Mexican president Andres Manuel Lopez Obrador Credit Octavio Hoyos  Shutterstock Mexican president Andrés Manuel López Obrador. | Octavio Hoyos / Shutterstock.

The administration of Mexican President Andrés Manuel López Obrador and legislators from his ruling National Regeneration Movement decided to put on hold for now the debate on amending the federal constitution to insert abortion rights and gender ideology.

In an April 14 press conference, López Obrador said that "when there are highly controversial confrontational issues, points of view, the best thing is to consult the citizens.”

The president stressed that that his “recommendation” to Mexican legislators “is that citizens be consulted on controversial issues, where there are substantive differences. Consultation and that the people decide, let the people decide.”

López Obrador was referring to a type of informal referendum without the force of law conducted by party members among their constituencies in order to determine or justify government policy.

“Regarding all these initiatives,” he stated, “I think there won’t be time. It’s not that we have influence in the legislature, it’s that the ordinary session will be over at the end of this month,” the president added.

The ordinary legislative sessions in Mexico are from Sept. 1 to Dec. 15 and from Feb. 1 to April 30.
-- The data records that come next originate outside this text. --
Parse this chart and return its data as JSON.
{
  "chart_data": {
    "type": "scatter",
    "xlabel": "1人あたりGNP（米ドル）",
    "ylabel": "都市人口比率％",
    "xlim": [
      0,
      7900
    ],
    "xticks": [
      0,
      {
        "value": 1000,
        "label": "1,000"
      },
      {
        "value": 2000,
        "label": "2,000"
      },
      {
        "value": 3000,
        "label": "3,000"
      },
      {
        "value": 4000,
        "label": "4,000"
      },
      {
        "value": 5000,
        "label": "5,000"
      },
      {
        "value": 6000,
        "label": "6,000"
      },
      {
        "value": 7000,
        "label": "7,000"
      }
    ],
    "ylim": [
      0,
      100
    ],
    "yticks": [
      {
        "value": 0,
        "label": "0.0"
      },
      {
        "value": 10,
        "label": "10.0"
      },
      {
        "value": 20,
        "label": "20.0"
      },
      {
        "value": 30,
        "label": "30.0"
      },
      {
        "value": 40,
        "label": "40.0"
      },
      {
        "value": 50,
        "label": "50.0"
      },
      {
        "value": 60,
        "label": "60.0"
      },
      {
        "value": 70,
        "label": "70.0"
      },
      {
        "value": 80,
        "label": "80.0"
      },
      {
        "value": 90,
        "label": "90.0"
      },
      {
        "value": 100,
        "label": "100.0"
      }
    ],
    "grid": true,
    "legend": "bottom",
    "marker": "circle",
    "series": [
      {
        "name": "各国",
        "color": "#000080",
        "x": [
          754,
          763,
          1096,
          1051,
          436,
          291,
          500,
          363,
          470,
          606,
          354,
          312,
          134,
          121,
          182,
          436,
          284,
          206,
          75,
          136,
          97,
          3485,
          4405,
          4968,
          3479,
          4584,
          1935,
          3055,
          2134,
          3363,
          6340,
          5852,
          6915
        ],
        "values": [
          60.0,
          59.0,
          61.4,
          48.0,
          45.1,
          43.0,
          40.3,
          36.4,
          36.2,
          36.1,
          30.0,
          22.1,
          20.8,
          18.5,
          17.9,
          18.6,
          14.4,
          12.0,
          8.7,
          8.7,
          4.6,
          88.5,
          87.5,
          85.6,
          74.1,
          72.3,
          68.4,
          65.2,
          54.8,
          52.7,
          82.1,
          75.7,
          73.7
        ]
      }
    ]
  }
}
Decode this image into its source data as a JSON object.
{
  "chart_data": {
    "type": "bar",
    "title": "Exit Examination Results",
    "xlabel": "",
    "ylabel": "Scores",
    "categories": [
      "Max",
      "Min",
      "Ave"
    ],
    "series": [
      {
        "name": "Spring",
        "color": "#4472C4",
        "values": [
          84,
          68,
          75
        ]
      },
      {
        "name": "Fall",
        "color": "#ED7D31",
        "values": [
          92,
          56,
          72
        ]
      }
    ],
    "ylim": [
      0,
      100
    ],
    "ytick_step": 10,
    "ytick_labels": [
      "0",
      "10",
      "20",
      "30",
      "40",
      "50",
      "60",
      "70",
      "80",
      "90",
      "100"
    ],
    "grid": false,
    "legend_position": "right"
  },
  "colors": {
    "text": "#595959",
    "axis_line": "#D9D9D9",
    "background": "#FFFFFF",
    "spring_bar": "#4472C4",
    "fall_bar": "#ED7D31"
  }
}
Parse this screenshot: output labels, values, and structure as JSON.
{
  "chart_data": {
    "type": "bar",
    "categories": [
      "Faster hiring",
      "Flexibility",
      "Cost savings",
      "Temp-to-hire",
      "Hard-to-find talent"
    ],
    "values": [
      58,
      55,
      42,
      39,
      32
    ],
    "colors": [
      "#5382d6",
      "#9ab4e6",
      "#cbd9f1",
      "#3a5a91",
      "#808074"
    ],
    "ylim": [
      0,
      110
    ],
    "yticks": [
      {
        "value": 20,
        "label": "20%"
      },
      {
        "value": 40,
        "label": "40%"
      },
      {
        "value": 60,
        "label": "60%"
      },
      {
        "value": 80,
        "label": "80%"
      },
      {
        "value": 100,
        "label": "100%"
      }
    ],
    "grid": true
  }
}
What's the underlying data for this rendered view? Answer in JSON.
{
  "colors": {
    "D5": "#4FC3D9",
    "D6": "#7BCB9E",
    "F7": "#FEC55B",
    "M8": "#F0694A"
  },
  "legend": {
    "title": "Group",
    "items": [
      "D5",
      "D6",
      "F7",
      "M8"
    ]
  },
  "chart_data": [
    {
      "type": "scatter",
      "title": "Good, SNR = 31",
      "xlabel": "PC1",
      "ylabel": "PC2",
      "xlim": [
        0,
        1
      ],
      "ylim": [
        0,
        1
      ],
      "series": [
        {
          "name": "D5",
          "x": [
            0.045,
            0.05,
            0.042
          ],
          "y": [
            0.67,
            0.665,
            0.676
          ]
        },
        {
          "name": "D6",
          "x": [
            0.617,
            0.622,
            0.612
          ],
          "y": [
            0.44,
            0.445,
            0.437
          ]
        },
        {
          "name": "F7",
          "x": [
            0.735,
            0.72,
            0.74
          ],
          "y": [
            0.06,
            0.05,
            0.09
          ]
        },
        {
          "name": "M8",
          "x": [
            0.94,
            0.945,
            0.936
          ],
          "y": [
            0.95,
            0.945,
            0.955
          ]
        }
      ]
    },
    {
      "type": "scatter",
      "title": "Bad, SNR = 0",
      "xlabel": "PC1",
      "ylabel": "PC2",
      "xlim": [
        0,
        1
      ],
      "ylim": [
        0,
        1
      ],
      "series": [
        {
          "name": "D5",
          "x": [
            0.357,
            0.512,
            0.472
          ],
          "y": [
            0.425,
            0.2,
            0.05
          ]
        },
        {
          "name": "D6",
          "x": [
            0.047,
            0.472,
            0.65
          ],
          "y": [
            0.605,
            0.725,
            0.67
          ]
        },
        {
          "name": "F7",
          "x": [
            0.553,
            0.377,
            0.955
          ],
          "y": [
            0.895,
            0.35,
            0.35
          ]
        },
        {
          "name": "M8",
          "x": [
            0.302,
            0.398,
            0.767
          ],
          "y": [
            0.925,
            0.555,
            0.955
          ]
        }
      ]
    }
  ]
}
On March 11, the committee in the Mexican Chamber of Deputies which reviews proposed changes to the constitution issued a favorable opinion on constitutional reforms that open the door to legalizing abortion and imposing gender ideology.

Controversial terms that would be inserted in the constitution include “reproductive autonomy,” “free development of the personality,” “sexual and reproductive health services,”  "gender expression,” "same-sex marriages,” "substantive equality,”  "sexual and genital identity,” and generic sexes.

Speaking with ACI Prensa, CNA’s Spanish language news partner, Rodrigo Iván Cortés, president of the National Front for the Family, said that as part of their work against the constitutional reform, they met with the main leaders of the National Regeneration Movement in the Chamber of Deputies and the Senate.

In these conversations, Cortés stressed, "we obtained from him, clearly, the word that, despite the fact that it has already been introduced and that it has already been sent to committees, it would not go to a full session of the legislature" for a debate and vote.

Cortés stressed that "the vast majority" of the initiatives in favor of abortion and gender ideology during this administration have been introduced and pushed by the president’s National Regeneration Movement.

Regarding the constitutional reform project, the pro-family leader said, "we can say that for now this is being sent to the‘ freezer,’ but we must not drop our guard."

"We know why we are like this right now, because legislators who did not tell the truth in the last election campaign came to hold their seat in Congress with secret agendas, with unspoken interests," he said.

These secret agendas, he added, were contrary to those that led "to López Obrador’s victory" in the presidential race.

Besides encouraging citizens to stay on top of what’s going on in the legislature, Cortés made "a very important, very strong, powerful call that we know how to vote, that we demand that the candidates state their positions during this election cycle."

On June 6, Mexicans will vote for each of the 500 members of the Chamber of Deputies and more than 20,000 local offices, such as governors, state legislators, and mayors, in what the National Electoral Institute has described as the “largest election Mexican history.”

For the president of the National Front for the Family, "the challenge is about the election, so that we have representatives who genuinely promote and defend life, family and freedoms."